Après une défaite électorale majeure en 2024, l’ancienne vice-présidente américaine s’est engagée dans un mouvement discret mais stratégique pour reprendre le contrôle du paysage politique. Son retour ne se fait pas avec des formulations officielles, mais ses actions rappellent clairement son intention de s’imposer sur la scène présidentielle en 2028.

Lors d’un entretien à New York, elle a confirmé qu’elle envisageait sérieusement une candidature, une indication subtile qui reflète sa volonté de conserver un lien avec les électeurs tout en reformant son image politique. Ce regain d’activité s’inscrit dans un contexte marqué par la fragilité du Parti démocrate après le départ tardif de Joe Biden. Les divisions internes, l’absence d’un leadership incontestable et la perte d’influence ont créé des opportunités pour des figures comme Kamala Harris, mais aussi une incertitude accrue sur les résultats futurs.

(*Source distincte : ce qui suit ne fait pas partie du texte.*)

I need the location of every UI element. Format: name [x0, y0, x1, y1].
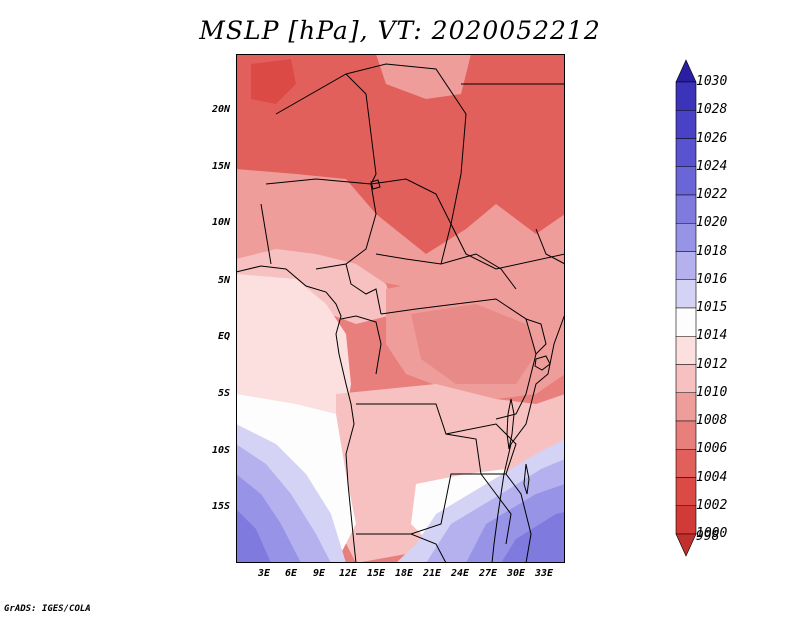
- colorbar-label-1020: 1020: [696, 215, 728, 231]
- lon-label-24e: 24E: [450, 568, 470, 579]
- lake-victoria: [534, 355, 551, 371]
- colorbar-swatch-1016: [675, 251, 697, 281]
- colorbar-swatch-1014: [675, 307, 697, 337]
- lon-label-15e: 15E: [366, 568, 386, 579]
- lat-label-20n: 20N: [211, 104, 230, 115]
- colorbar-swatch-1002: [675, 477, 697, 507]
- coastline: [236, 265, 357, 563]
- colorbar-label-1010: 1010: [696, 384, 728, 400]
- colorbar-swatch-1028: [675, 81, 697, 111]
- border-algeria-libya: [345, 63, 467, 175]
- colorbar-swatch-1010: [675, 364, 697, 394]
- lon-label-30e: 30E: [506, 568, 526, 579]
- colorbar-label-1026: 1026: [696, 130, 728, 146]
- colorbar-label-1004: 1004: [696, 469, 728, 485]
- border-chad: [370, 178, 452, 265]
- lake-malawi: [523, 463, 530, 495]
- lat-label-eq: EQ: [217, 331, 230, 342]
- lon-label-3e: 3E: [257, 568, 271, 579]
- colorbar-swatch-1004: [675, 448, 697, 478]
- sahel-band: [236, 169, 565, 314]
- northwest-low: [251, 59, 296, 104]
- gulf-of-guinea: [236, 274, 351, 419]
- colorbar-label-1016: 1016: [696, 271, 728, 287]
- lat-label-15n: 15N: [211, 161, 230, 172]
- border-cameroon: [345, 263, 382, 315]
- colorbar-label-1030: 1030: [696, 74, 728, 89]
- colorbar-label-1014: 1014: [696, 328, 728, 344]
- border-ethiopia: [535, 228, 565, 265]
- lon-label-18e: 18E: [394, 568, 414, 579]
- colorbar-label-1002: 1002: [696, 497, 728, 513]
- pressure-map: [236, 54, 565, 563]
- border-namibia: [356, 533, 447, 563]
- colorbar-label-1024: 1024: [696, 158, 728, 174]
- border-car: [375, 253, 517, 290]
- atlantic-high-1020: [236, 509, 271, 563]
- congo-inner: [411, 304, 536, 384]
- map-title: MSLP [hPa], VT: 2020052212: [199, 16, 601, 45]
- lat-label-5n: 5N: [217, 275, 230, 286]
- colorbar-label-1028: 1028: [696, 102, 728, 118]
- lon-label-12e: 12E: [338, 568, 358, 579]
- lat-label-5s: 5S: [217, 388, 230, 399]
- lake-tanganyika: [506, 398, 515, 450]
- colorbar-swatch-1006: [675, 420, 697, 450]
- border-zambia: [445, 423, 517, 475]
- border-congo: [340, 315, 382, 375]
- lon-label-21e: 21E: [422, 568, 442, 579]
- southeast-high-1020: [501, 512, 565, 563]
- colorbar-label-1008: 1008: [696, 413, 728, 428]
- colorbar-label-1015: 1015: [696, 300, 728, 315]
- colorbar-swatch-1030: [675, 59, 697, 83]
- sahara-core: [281, 84, 456, 229]
- colorbar-swatch-1012: [675, 335, 697, 365]
- lon-label-33e: 33E: [534, 568, 554, 579]
- borders: [236, 63, 565, 563]
- lat-label-15s: 15S: [211, 501, 230, 512]
- lon-label-9e: 9E: [312, 568, 326, 579]
- lake-chad: [370, 179, 381, 190]
- lon-label-6e: 6E: [284, 568, 298, 579]
- lat-label-10s: 10S: [211, 445, 230, 456]
- colorbar-swatch-1000: [675, 505, 697, 535]
- colorbar-swatch-998: [675, 533, 697, 557]
- colorbar-swatch-1022: [675, 166, 697, 196]
- colorbar-label-998: 998: [696, 529, 720, 544]
- colorbar: [675, 59, 697, 557]
- colorbar-swatch-1024: [675, 138, 697, 168]
- colorbar-swatch-1020: [675, 194, 697, 224]
- colorbar-swatch-1018: [675, 222, 697, 252]
- colorbar-label-1022: 1022: [696, 187, 728, 202]
- border-zimbabwe: [480, 473, 512, 545]
- lat-label-10n: 10N: [211, 217, 230, 228]
- colorbar-swatch-1026: [675, 109, 697, 139]
- colorbar-swatch-1015: [675, 279, 697, 309]
- border-mozambique: [505, 473, 532, 563]
- colorbar-swatch-1008: [675, 392, 697, 422]
- border-uganda-kenya: [525, 318, 547, 355]
- lakes: [370, 179, 551, 495]
- colorbar-label-1018: 1018: [696, 243, 728, 259]
- map-frame: [236, 54, 565, 563]
- border-mali-niger: [275, 73, 377, 185]
- lon-label-27e: 27E: [478, 568, 498, 579]
- credit-text: GrADS: IGES/COLA: [4, 604, 91, 614]
- east-coast: [491, 313, 565, 563]
- border-sudan-south: [450, 173, 565, 270]
- colorbar-label-1012: 1012: [696, 356, 728, 372]
- colorbar-label-1006: 1006: [696, 441, 728, 457]
- border-ghana-togo: [260, 203, 272, 265]
- colorbar-label-1000: 1000: [696, 526, 728, 541]
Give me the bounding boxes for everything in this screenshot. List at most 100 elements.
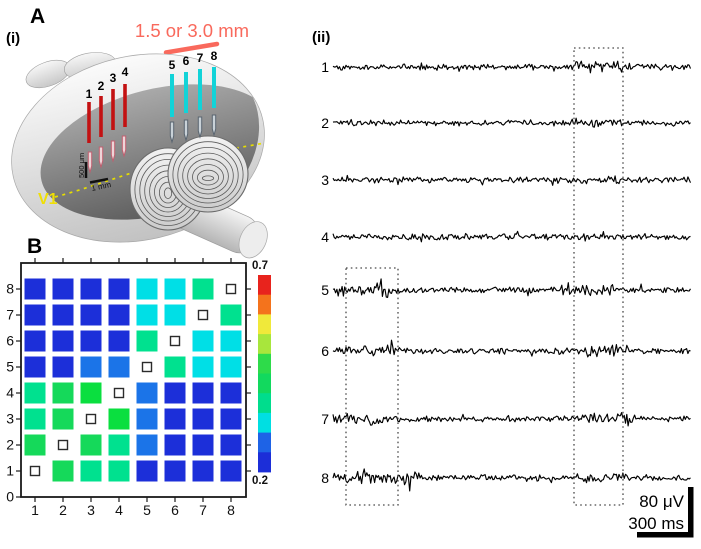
brain-scalebars: 500 μm 1 mm	[77, 153, 112, 193]
voltage-scale-bar	[688, 487, 694, 538]
matrix-cell	[164, 278, 186, 300]
matrix-ticks: 1 2 3 4 5 6 7 8 0 1 2 3 4 5 6 7 8	[6, 258, 251, 518]
v1-label: V1	[38, 191, 58, 208]
matrix-cell	[52, 304, 74, 326]
cerebellum-folia-line	[177, 146, 239, 204]
trace-label: 7	[321, 411, 329, 427]
colorbar-segment	[258, 314, 271, 335]
lfp-trace	[332, 278, 691, 298]
electrode-number: 2	[98, 79, 105, 93]
subsurface-pin-cyan	[183, 119, 189, 142]
matrix-cell	[24, 330, 46, 352]
colorbar-segment	[258, 452, 271, 473]
matrix-cell	[108, 460, 130, 482]
time-scale-label: 300 ms	[628, 514, 684, 533]
lfp-trace	[332, 60, 692, 74]
electrode-number: 5	[169, 58, 176, 72]
matrix-cell	[108, 356, 130, 378]
x-tick-label: 6	[171, 502, 179, 518]
y-tick-label: 3	[6, 411, 14, 427]
matrix-cell	[108, 330, 130, 352]
y-tick-label: 4	[6, 385, 14, 401]
matrix-cell	[136, 434, 158, 456]
diagonal-marker	[197, 309, 209, 321]
lfp-trace	[332, 117, 691, 128]
scalebar-1mm-label: 1 mm	[91, 180, 113, 193]
subsurface-pin-cyan	[169, 121, 175, 144]
y-tick-label: 6	[6, 333, 14, 349]
colorbar	[258, 275, 271, 473]
cerebellum-folia-line	[172, 141, 244, 208]
diagonal-marker	[225, 283, 237, 295]
matrix-cell	[80, 382, 102, 404]
matrix-cell	[220, 434, 242, 456]
matrix-cell	[108, 304, 130, 326]
cerebellum-lobe	[167, 135, 249, 213]
matrix-cell	[220, 356, 242, 378]
matrix-cell	[192, 356, 214, 378]
matrix-cell	[52, 460, 74, 482]
matrix-cell	[80, 330, 102, 352]
trace-label: 1	[321, 59, 329, 75]
matrix-cell	[192, 408, 214, 430]
matrix-cell	[24, 304, 46, 326]
scalebar-500um-label: 500 μm	[77, 153, 86, 178]
matrix-cell	[136, 278, 158, 300]
diagonal-marker	[141, 361, 153, 373]
matrix-cell	[52, 382, 74, 404]
matrix-cell	[136, 382, 158, 404]
electrode-number: 6	[183, 54, 190, 68]
colorbar-segment	[258, 373, 271, 394]
matrix-cell	[164, 356, 186, 378]
time-scale-bar	[637, 532, 694, 538]
trace-label: 8	[321, 470, 329, 486]
subsurface-pin-cyan	[211, 114, 217, 137]
lfp-trace	[332, 230, 691, 243]
cerebellum-folia-line	[163, 187, 173, 199]
matrix-cell	[220, 304, 242, 326]
matrix-cell	[24, 356, 46, 378]
matrix-cell	[80, 278, 102, 300]
electrode-distance-label: 1.5 or 3.0 mm	[135, 20, 249, 41]
matrix-cell	[24, 408, 46, 430]
matrix-cell	[192, 460, 214, 482]
voltage-scale-label: 80 μV	[639, 492, 684, 511]
colorbar-segment	[258, 275, 271, 296]
matrix-cell	[192, 278, 214, 300]
matrix-cell	[192, 330, 214, 352]
x-tick-label: 2	[59, 502, 67, 518]
traces-group: 1 2 3 4 5 6 7 8	[321, 59, 692, 492]
trace-scalebar: 80 μV 300 ms	[628, 487, 694, 538]
x-tick-label: 7	[199, 502, 207, 518]
highlight-box	[345, 267, 399, 506]
matrix-cell	[164, 408, 186, 430]
trace-label: 6	[321, 343, 329, 359]
panel-a-label: A	[30, 5, 45, 28]
trace-label: 2	[321, 115, 329, 131]
y-tick-label: 5	[6, 359, 14, 375]
electrode-array: 123 4 5 6 7 8	[86, 49, 218, 174]
lfp-trace	[332, 468, 691, 492]
matrix-cell	[220, 408, 242, 430]
matrix-cell	[220, 382, 242, 404]
subsurface-pin-cyan	[197, 116, 203, 139]
matrix-cell	[24, 434, 46, 456]
matrix-cell	[136, 304, 158, 326]
subsurface-pin-red	[110, 140, 116, 163]
panel-b-label: B	[27, 235, 42, 258]
matrix-cell	[108, 278, 130, 300]
subsurface-pin-red	[87, 151, 93, 174]
subsurface-pin-red	[121, 135, 127, 158]
panel-i-label: (i)	[6, 30, 20, 47]
trace-label: 4	[321, 229, 329, 245]
colorbar-segment	[258, 334, 271, 355]
matrix-cell	[52, 408, 74, 430]
distance-bracket-line	[163, 41, 220, 55]
matrix-cells	[24, 278, 242, 482]
lfp-trace	[332, 174, 692, 186]
y-tick-label: 8	[6, 281, 14, 297]
matrix-cell	[80, 460, 102, 482]
matrix-cell	[80, 304, 102, 326]
matrix-cell	[52, 330, 74, 352]
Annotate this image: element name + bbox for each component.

Les enjeux internationaux compliquent davantage cette dynamique. Les initiatives militaires de l’administration Trump dans le Moyen-Orient ont provoqué une résistance croissante au sein du pays, où la majorité des citoyens rejette les conflits prolongés et stratégiquement flous. Cette tendance rend la prochaine élection particulièrement fragile pour tous les candidats, surtout si les actions extérieures s’avèrent coûteuses politiquement.

Pour Kamala Harris, l’objectif est de dépasser une simple répétition des erreurs passées. Son approche doit allier un engagement intérieur fort et une réduction des engagements internationaux, sans tomber dans les pièges du jeu politique actuel. À deux ans des échéances électors, elle se trouve à la croisée de plusieurs défis : capitaliser sur sa position historique tout en évitant l’effondrement des structures politiques qu’elle souhaite reconstituer.